Chastised by lawmakers and President-elect Barack Obama last month for not offering enough rationale for a federal bailout, the Big Three automakers returned to Washington this week and asked for even more money. They replaced their previous request -- $25 billion in low-interest loans and credit lines -- with an increasingly desperate-sounding bid for $34 billion in aid. At the front of the line stood General Motors, which warned that it would fail very, very soon unless it received $12 billion in loans within the next few months. Chrysler said that it too could go belly up by the end of the year.

Along with their supplications, the carmakers promised to make changes to the way they do business. These ranged from the purely symbolic, such as eliminating chief executives' salaries, to the painfully substantive, such as dumping entire brands and thousands of dealerships. The latter points to the cold, hard facts of the situation: Unless the Big Three produce and sell cars more efficiently, they won't have any hope of ending a three-decade slide in market share.

But efficiency is just part of the problem, and it may be the least difficult to solve. After all, the three companies have made great strides in recent years in narrowing several of the performance gaps between their factories and those operated here by foreign automakers. There's little difference these days in the average wages paid and benefits offered to new employees, or in the time spent producing each car. Nor do large gaps remain in quality, reliability and innovation.

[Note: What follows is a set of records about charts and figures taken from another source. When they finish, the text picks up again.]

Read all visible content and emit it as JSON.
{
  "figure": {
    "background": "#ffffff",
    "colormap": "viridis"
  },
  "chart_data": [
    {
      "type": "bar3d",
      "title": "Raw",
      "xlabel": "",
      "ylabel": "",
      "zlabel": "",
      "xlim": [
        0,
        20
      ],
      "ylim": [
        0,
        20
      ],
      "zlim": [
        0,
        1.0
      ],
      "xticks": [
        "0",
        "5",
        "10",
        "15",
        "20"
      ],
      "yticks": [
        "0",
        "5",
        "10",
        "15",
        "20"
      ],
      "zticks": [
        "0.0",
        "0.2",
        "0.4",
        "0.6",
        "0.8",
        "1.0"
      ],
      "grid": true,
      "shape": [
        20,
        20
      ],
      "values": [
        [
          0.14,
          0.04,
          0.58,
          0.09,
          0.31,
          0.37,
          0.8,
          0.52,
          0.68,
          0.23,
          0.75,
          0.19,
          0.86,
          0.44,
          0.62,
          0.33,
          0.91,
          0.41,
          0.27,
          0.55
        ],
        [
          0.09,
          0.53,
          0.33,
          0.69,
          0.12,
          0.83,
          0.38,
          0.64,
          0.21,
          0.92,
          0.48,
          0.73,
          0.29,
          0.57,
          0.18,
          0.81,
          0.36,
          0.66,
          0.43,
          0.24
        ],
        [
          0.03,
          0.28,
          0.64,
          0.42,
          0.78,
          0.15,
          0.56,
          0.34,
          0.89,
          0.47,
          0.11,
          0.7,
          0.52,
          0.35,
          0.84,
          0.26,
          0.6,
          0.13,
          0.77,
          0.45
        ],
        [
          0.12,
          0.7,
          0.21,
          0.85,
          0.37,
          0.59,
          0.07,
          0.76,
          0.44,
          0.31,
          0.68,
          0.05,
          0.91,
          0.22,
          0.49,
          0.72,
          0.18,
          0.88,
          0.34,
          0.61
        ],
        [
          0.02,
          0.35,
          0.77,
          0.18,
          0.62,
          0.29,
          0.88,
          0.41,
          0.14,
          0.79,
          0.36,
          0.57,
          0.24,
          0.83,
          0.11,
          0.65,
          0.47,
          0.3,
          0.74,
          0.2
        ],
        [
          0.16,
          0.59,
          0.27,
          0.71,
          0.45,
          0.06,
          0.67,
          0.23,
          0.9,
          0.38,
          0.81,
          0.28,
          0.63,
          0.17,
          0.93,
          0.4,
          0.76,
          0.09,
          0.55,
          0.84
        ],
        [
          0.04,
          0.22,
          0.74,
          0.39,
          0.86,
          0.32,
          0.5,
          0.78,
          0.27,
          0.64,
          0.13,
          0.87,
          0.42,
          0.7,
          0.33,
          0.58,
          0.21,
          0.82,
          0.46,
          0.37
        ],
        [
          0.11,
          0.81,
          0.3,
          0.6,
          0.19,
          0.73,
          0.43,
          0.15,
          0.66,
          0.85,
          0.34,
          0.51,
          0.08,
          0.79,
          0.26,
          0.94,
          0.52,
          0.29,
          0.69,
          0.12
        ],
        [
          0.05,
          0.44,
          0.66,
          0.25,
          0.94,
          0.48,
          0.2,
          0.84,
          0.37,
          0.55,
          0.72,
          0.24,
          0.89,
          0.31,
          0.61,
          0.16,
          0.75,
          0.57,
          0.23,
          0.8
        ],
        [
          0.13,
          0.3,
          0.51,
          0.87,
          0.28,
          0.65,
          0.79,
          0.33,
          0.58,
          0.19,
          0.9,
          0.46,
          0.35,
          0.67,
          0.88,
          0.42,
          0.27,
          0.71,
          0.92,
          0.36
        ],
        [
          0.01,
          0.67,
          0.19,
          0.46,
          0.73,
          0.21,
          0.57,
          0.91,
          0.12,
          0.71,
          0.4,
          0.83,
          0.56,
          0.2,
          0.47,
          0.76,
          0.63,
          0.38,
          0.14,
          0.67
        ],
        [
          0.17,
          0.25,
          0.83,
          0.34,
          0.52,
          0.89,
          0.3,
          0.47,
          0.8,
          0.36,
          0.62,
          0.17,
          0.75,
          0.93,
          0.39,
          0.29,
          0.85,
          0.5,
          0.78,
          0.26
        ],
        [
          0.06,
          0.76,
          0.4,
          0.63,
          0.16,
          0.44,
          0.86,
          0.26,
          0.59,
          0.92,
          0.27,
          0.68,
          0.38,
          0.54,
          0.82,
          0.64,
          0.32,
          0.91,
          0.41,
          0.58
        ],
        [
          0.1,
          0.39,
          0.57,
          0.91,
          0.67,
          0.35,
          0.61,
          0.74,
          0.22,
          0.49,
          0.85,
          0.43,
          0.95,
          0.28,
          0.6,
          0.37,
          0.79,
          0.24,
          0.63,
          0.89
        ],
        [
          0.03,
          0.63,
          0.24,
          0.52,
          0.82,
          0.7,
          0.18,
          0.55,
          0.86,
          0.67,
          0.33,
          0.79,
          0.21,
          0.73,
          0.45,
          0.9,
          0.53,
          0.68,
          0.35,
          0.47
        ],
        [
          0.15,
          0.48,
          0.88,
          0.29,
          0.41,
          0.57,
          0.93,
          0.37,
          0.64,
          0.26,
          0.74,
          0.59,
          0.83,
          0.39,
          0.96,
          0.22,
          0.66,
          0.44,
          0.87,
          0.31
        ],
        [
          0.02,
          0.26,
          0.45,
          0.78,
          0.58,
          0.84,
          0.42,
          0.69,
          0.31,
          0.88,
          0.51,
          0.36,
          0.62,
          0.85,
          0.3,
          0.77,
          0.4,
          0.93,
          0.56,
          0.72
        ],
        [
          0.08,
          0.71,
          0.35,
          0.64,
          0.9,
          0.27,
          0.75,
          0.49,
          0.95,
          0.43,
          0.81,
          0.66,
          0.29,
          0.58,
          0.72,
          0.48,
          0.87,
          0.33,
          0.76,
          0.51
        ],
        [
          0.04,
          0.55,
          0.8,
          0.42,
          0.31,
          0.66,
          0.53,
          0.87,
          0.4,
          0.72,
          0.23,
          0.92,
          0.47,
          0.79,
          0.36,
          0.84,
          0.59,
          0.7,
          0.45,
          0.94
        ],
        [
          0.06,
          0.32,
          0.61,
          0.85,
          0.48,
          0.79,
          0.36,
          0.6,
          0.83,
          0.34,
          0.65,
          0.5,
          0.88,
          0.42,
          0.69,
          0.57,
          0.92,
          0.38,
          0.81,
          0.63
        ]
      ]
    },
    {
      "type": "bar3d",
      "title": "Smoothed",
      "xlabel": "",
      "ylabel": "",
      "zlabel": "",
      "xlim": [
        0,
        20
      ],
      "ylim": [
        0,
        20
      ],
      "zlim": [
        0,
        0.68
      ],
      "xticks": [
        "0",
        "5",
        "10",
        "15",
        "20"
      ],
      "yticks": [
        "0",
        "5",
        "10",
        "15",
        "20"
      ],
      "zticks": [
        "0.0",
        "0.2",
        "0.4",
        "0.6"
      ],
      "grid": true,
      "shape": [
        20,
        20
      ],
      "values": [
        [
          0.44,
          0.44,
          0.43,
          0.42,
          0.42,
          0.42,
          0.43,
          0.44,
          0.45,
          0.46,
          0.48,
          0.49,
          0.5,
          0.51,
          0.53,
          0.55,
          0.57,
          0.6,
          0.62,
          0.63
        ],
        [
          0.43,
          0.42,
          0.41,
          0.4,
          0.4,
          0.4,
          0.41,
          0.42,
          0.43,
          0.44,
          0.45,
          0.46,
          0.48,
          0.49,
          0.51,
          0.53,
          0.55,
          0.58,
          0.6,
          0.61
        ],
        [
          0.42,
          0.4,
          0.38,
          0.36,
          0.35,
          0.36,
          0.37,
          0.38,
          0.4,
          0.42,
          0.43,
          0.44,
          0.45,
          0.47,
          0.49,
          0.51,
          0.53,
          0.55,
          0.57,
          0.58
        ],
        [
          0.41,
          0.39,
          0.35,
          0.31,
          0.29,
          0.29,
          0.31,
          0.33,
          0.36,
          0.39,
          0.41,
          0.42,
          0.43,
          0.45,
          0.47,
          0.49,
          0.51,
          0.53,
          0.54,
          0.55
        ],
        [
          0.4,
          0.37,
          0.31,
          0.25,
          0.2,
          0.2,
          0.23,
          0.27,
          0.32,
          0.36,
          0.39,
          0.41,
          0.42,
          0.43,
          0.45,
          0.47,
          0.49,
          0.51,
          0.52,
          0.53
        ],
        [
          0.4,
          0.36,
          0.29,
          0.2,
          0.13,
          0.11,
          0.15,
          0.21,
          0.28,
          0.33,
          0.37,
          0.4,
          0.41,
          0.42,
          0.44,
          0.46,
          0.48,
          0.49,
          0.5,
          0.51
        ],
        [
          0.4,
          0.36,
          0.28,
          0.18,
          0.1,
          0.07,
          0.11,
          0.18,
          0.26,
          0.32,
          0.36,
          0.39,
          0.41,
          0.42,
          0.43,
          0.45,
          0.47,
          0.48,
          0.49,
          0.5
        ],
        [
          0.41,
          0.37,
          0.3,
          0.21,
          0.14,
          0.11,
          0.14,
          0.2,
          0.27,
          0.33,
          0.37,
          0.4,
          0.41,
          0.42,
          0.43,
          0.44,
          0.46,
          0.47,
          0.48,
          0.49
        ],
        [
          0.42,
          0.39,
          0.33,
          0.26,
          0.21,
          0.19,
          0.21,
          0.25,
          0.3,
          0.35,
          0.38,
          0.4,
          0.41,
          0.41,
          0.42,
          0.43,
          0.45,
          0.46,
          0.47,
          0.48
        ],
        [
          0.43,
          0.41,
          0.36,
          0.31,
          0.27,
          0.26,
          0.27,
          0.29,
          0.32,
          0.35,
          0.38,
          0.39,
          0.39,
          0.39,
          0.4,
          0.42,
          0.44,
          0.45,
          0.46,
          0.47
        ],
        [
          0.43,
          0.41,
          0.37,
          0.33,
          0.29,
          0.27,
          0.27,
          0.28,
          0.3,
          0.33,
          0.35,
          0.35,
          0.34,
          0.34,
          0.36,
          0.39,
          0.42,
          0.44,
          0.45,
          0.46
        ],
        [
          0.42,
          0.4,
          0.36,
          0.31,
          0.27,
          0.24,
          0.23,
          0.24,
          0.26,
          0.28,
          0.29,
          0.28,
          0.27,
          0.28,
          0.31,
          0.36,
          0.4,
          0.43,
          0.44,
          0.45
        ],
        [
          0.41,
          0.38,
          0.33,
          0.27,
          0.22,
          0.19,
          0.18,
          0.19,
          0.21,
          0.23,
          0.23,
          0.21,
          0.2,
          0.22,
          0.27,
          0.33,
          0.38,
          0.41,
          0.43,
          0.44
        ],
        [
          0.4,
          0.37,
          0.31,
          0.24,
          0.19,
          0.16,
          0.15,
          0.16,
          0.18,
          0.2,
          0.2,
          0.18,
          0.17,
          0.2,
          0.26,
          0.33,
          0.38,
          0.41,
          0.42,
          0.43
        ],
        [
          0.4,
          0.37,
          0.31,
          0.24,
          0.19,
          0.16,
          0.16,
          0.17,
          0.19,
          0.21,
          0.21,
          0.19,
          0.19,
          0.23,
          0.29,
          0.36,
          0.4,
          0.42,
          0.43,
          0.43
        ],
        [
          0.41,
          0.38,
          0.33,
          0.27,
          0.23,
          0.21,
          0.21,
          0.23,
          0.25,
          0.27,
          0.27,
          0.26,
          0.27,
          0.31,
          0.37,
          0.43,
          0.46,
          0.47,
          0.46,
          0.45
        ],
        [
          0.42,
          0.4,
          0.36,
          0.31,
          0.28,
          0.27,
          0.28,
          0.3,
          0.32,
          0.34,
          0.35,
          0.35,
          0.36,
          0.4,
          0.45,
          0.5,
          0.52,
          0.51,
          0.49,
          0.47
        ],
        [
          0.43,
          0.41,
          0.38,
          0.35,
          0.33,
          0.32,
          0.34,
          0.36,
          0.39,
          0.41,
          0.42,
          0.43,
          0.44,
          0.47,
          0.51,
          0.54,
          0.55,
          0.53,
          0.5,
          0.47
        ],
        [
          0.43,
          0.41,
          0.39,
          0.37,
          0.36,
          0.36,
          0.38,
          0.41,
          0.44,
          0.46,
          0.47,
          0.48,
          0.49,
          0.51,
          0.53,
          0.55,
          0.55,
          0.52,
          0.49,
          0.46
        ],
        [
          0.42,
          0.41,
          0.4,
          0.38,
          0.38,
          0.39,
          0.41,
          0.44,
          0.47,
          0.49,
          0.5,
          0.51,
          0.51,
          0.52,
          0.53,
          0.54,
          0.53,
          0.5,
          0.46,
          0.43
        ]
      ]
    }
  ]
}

Today, the biggest challenges for the Big Three are their top executives' insularity and sense of self-importance, the public's perception that their products are inferior and the recession that's sapping demand for cars. The first two could be addressed by sweeping out the current management and declaring a fresh start, as Chrysler did when it brought in Lee Iacocca to rescue the company (with the help of federal loan guarantees) in the late 1970s. Iacocca not only brought out products that matched the new demands of the market, as the Big Three are rushing to do today, but he convinced people that Chrysler had fixed its quality problems. He had the credibility his predecessors lacked, even though some of those new products weren't that much of an improvement.

The recession's effect on car buying poses the thorniest issue for policymakers, but it also supports Detroit's case for temporary help. When even Toyota's and Honda's sales drop by a third, it's clear that there are endemic troubles beyond the industry's control. It's also apparent that no matter which way Detroit goes -- bailout, bankruptcy protection or liquidation -- taxpayers are going to be on the hook for billions of dollars, given the unwillingness of private lenders to take on the risk and the massive liabilities for workers’ pensions. We think there would be less pain caused by restructuring into smaller and more efficient units without dipping into liquidation. What's still missing is a plan that forces the Big Three to make specific improvements -- not only to raise their efficiency and competitiveness but also to restore the public's elusive confidence in their brands.